Si les dirigeants républicains se croisent collectivement les bras et tolèrent des théories conspirationnistes sans fondement et des rassemblements pour "mettre un terme au vol [électoral]" sans défendre notre processus électoral qui, selon le département de la Sécurité intérieure, est "le plus sûr de l'histoire américaine", cela portera atteinte à notre nation, a-t-il écrit au Comité national républicain (RNC) dans une lettre au ton virulent obtenue par CNN.

Il est inacceptable que des candidats politiques traitent notre système électoral comme si nous étions une nation du tiers monde et nourrissent la méfiance à l'égard d'une chose aussi fondamentale que le caractère sacré de notre vote.

Une citation de :Paul Mitchell, représentant du 10e district du Michigan

Il est inacceptable que le président attaque la Cour suprême des États-Unis parce que ses juges, tant libéraux que conservateurs, n'ont pas tranché en faveur de son camp ou [écrive] que "la Cour l'a laissé tomber", ajoute l'élu, qui précise avoir voté pour Donald Trump en raison de ses politiques conservatrices, malgré certaines réserves.

Paul Mitchell est le deuxième républicain du Michigan à quitter son parti en 17 mois. En juillet 2019, Justin Amash avait claqué la porte de sa formation dans la foulée du rapport Mueller sur l'ingérence de la Russie dans la présidentielle de 2016, appelant à la destitution du président.

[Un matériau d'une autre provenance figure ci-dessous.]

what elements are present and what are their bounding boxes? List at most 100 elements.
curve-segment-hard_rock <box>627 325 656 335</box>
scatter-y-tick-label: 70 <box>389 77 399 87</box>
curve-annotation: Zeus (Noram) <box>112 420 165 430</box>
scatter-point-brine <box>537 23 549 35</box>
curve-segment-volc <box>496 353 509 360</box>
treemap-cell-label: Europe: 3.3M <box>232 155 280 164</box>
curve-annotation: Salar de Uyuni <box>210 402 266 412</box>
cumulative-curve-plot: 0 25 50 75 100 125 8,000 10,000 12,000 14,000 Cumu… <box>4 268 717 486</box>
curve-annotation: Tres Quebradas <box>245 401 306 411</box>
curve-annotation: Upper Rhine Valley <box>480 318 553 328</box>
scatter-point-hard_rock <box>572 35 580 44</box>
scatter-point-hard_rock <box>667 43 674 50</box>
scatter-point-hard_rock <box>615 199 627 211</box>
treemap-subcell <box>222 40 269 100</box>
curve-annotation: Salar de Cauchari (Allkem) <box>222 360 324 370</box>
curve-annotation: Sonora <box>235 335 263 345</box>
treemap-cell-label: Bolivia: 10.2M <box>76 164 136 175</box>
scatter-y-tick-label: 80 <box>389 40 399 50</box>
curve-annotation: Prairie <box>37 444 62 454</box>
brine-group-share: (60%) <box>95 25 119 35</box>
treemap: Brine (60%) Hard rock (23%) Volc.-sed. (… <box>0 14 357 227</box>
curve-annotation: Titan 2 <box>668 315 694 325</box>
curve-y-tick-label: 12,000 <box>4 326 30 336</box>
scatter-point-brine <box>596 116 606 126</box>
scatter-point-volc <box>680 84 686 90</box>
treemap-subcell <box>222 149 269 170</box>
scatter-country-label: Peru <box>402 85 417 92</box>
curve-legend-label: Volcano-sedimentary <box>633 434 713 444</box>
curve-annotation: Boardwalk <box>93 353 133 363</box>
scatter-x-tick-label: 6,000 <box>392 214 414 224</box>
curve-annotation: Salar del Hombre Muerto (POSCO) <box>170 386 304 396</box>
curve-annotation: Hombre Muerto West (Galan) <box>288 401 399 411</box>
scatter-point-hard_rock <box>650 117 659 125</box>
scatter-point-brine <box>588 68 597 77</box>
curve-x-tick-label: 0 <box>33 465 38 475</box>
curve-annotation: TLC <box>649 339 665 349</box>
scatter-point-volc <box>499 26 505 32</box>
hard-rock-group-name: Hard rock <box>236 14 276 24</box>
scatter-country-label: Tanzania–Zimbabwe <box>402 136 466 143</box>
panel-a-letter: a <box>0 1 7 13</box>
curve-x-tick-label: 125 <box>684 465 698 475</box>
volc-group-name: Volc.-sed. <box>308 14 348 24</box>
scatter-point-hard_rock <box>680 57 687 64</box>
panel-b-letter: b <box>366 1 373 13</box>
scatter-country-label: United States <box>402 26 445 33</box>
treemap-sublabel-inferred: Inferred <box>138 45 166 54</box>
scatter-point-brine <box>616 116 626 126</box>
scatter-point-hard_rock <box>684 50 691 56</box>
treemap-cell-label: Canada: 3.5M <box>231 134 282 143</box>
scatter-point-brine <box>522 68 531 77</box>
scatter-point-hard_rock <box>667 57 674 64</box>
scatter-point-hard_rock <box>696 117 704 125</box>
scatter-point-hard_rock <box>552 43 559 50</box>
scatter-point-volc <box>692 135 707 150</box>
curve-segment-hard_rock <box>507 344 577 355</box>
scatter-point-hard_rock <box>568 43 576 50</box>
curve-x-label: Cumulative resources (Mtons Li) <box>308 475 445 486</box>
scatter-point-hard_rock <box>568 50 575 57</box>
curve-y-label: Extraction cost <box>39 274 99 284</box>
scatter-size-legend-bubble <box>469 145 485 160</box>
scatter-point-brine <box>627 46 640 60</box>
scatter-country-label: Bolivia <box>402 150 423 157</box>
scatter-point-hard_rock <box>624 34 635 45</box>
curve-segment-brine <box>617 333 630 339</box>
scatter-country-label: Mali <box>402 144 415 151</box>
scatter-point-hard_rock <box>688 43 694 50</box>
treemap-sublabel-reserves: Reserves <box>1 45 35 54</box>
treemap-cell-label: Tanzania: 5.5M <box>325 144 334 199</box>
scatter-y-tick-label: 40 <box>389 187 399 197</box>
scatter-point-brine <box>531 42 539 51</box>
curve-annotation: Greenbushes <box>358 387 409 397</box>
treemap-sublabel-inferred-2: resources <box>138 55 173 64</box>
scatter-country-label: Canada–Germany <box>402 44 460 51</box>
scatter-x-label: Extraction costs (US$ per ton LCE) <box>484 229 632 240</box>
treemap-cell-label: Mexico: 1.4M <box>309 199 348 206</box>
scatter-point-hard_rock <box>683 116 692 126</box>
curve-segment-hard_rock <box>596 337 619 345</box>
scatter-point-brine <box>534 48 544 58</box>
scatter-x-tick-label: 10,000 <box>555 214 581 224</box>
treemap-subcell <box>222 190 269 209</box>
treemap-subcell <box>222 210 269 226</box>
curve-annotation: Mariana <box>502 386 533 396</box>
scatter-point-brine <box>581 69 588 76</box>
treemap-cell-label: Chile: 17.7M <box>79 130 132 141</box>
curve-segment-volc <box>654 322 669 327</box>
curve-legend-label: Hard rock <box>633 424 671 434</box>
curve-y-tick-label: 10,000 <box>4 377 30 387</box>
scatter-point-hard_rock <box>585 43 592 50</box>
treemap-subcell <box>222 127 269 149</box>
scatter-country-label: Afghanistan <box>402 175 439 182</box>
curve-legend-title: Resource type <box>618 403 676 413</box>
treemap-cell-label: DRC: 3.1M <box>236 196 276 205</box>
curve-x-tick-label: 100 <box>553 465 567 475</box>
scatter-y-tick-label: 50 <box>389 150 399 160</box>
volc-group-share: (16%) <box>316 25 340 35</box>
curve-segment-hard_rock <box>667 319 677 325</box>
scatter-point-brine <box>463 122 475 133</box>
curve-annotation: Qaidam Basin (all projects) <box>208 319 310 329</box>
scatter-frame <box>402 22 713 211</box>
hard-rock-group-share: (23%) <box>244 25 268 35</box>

Parmi les 126 anciens collègues de M. Mitchell ayant apposé leur signature à une motion appuyant la requête du Texas visant à invalider les résultats dans quatre États clés figurait notamment le leader de la minorité républicaine à la Chambre des représentants, Kevin McCarthy. La présidente du RNC, Rona McDaniel, a elle aussi soutenu les démarches judiciaires du camp Trump.

Les théories conspirationnistes véhiculées par le président Trump et ses alliés ont pourtant été réfutées sur d'autres terrains que celui de la justice.

Il y a deux semaines, le procureur général Bill Barr, qui a été l'un des alliés les plus loyaux du président américain, a ainsi indiqué au cours d'une entrevue à l'Associated Press que son département n'avait pas découvert de preuve de fraude électorale généralisée susceptible de modifier les résultats de la dernière élection présidentielle.

Quelques semaines plus tôt, les responsables de plusieurs autorités électorales nationales et locales ont publié un communiqué commun garantissant l'intégrité et la sécurité de l'élection, présentée comme la plus sûre de l'histoire.

Le directeur de l'Agence de la cybersécurité et de la sécurité des infrastructures du département de la Sécurité intérieure (CISA), Chris Krebs, joueur clé de l'appareil fédéral pour la sécurité électorale et l'un des signataires, a d'ailleurs été congédié pour cette raison.